Grillo e la follia delle primarie

ULTIMO AGGIORNAMENTO 11:36

Dell’evento politico-mediatico che ha tenuto banco per mesi interi non poteva non occuparsi anche Beppe Grillo. Il “megafono” del Movimento 5 Stelle, a urne ancora aperte, ha lanciato ieri il suo fermo anatema contro le primarie di centrosinistra, di cui ha snudato la sostanziale inutilità.
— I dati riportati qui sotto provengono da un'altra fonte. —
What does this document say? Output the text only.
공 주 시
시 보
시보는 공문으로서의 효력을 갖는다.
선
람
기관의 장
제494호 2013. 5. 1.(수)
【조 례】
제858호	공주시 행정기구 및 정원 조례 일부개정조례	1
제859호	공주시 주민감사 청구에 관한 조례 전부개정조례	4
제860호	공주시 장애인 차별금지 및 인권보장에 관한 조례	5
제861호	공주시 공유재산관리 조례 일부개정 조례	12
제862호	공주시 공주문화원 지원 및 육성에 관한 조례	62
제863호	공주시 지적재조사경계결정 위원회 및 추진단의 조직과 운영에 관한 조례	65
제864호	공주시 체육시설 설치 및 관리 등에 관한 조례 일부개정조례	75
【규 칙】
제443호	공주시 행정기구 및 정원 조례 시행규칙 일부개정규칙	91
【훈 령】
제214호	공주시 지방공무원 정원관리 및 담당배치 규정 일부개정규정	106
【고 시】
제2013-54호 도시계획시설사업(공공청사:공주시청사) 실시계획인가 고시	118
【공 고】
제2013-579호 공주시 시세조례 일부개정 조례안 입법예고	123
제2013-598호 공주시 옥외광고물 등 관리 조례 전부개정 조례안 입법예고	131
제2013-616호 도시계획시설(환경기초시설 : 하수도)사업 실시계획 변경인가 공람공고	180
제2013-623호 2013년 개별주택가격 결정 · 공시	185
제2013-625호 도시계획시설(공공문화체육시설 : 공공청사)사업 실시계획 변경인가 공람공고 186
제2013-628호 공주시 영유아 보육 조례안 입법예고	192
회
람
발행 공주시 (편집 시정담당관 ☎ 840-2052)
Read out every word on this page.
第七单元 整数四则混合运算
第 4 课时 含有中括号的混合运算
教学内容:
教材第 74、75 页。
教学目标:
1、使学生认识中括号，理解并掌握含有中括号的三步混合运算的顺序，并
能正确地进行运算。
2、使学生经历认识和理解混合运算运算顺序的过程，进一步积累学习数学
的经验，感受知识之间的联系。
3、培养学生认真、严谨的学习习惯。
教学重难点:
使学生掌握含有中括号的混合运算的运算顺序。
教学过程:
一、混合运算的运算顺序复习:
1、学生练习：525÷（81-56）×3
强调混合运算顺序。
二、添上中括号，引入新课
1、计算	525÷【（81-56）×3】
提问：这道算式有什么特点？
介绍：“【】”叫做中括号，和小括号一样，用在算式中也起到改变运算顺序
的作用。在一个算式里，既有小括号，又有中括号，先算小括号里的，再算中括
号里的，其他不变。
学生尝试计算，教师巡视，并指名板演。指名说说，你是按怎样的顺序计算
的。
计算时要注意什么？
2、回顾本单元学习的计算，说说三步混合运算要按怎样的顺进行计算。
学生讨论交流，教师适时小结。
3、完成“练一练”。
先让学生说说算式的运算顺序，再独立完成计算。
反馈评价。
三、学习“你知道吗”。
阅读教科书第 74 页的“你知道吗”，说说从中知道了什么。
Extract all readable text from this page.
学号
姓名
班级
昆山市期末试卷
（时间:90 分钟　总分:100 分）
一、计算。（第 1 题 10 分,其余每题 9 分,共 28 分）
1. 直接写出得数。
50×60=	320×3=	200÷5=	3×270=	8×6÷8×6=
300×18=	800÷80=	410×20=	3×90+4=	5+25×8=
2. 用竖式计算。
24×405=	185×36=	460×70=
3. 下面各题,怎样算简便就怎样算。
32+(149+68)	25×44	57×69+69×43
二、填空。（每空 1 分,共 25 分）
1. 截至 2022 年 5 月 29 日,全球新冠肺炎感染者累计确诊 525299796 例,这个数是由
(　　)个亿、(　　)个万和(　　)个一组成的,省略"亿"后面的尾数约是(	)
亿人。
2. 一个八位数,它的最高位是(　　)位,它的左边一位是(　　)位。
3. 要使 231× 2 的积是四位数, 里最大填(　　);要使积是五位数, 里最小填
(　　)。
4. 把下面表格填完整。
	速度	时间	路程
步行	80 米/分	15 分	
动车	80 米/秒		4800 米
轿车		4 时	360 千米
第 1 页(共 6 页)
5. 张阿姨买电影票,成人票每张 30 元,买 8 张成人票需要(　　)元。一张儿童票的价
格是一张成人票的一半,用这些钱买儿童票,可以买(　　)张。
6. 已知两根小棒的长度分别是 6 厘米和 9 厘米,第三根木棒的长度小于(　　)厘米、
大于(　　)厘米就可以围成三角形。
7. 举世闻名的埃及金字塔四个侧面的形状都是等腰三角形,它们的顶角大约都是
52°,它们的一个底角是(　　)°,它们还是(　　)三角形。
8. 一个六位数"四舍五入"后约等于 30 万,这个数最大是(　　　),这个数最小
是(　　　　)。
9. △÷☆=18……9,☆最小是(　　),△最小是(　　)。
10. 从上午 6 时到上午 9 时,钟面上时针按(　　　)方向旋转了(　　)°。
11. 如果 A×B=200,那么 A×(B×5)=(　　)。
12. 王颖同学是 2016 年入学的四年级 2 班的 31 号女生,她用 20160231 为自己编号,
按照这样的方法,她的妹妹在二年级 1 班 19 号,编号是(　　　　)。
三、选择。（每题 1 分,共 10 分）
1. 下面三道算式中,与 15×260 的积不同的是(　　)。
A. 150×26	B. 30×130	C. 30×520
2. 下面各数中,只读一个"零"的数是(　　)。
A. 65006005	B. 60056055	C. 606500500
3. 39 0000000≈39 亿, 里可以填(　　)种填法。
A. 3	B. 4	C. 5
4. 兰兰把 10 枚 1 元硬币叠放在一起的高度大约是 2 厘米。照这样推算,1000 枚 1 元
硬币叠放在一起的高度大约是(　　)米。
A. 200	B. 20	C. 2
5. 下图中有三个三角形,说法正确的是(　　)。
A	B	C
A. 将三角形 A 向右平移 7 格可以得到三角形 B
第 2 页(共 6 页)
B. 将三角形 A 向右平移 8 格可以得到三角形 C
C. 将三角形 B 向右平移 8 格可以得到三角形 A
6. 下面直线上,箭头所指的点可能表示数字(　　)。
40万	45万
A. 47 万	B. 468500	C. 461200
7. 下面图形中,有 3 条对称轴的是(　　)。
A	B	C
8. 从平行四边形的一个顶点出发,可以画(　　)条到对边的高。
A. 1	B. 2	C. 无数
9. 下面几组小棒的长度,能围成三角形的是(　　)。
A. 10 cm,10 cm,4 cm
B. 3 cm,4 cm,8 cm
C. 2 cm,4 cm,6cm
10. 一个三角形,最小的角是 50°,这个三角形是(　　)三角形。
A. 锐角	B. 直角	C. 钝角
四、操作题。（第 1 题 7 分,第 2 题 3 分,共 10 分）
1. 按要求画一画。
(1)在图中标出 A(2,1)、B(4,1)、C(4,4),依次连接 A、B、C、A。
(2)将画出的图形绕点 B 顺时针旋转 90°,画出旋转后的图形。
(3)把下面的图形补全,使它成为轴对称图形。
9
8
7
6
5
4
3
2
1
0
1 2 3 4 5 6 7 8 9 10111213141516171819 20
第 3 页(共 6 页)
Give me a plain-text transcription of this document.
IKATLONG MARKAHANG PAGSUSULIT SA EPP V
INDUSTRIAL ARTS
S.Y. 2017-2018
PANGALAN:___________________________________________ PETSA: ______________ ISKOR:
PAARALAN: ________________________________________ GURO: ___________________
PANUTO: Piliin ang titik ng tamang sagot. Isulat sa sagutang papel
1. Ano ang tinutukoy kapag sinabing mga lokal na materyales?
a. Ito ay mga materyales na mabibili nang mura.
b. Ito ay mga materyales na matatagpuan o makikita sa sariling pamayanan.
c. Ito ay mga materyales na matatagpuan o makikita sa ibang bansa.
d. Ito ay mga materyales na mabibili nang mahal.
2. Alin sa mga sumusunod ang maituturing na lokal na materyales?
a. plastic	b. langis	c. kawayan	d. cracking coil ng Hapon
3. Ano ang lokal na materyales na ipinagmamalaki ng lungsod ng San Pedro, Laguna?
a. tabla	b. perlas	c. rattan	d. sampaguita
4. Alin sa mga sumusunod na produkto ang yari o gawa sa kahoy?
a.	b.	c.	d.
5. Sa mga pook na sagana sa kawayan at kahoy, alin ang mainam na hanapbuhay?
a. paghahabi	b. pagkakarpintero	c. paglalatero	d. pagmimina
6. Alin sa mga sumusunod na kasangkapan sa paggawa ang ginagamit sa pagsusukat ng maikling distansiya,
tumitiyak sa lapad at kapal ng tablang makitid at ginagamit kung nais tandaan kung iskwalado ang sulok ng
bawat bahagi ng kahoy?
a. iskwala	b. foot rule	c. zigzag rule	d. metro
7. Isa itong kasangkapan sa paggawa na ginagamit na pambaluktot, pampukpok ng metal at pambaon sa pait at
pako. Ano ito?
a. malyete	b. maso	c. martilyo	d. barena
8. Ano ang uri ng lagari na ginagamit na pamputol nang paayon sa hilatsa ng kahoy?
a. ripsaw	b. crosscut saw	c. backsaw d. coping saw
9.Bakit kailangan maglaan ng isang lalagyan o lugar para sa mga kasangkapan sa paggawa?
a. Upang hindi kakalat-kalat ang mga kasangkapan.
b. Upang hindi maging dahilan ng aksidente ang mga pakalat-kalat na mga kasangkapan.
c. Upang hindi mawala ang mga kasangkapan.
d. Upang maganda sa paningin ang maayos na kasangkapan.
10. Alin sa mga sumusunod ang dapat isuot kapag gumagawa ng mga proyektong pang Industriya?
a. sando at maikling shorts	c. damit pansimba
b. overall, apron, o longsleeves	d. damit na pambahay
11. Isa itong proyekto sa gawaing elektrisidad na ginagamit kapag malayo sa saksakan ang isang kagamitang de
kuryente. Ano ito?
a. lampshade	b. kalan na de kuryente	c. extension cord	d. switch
A non appassionarsi affatto alla competizione che ha decretato ieri la parziale vittoria di Pier Luigi Bersani e Matteo Renzi è stato Beppe Grillo. L’ex comico, in un caustico post pubblicato ieri sul suo sito, ha ribadito la sua scomunica verso le primarie di centrosinistra mettendo in guardia i cittadini dalla presunta inutilità della consultazione. “In Italia non esiste il premierato e non esiste di conseguenza neppure il candidato premier – ha osservato il blogger – La buffonata odierna, promossa dalla grancassa mediatica equamente distribuita e senza eccezione alcuna, non eleggerà alcun candidato premier. Il presidente della Repubblica – ha ricordato Grillo – può nominare chi crede”.

Di più: in un crescendo di disincanto politico, l’animatore del Movimento 5 Stelle ha fatto esplicito riferimento a un piano già allestito e “benedetto” dalla più alta carica dello Stato: “Il posto (di futuro premier, ndr) – ha spiegato – è già occupato da Rigor Montis, implicitamente rinominato da Napolitano e invocato dai partiti per poter continuare la loro assurda recita. Anche il programma per la prossima legislatura è già deciso – ha rincarato Grillo – Punto per punto. Taglio per taglio. Tassa per tassa. Non si chiamerà programma di governo, ma ‘Agenda Monti’, indiscutibile e già venduta alla Bce e agli Arabi”.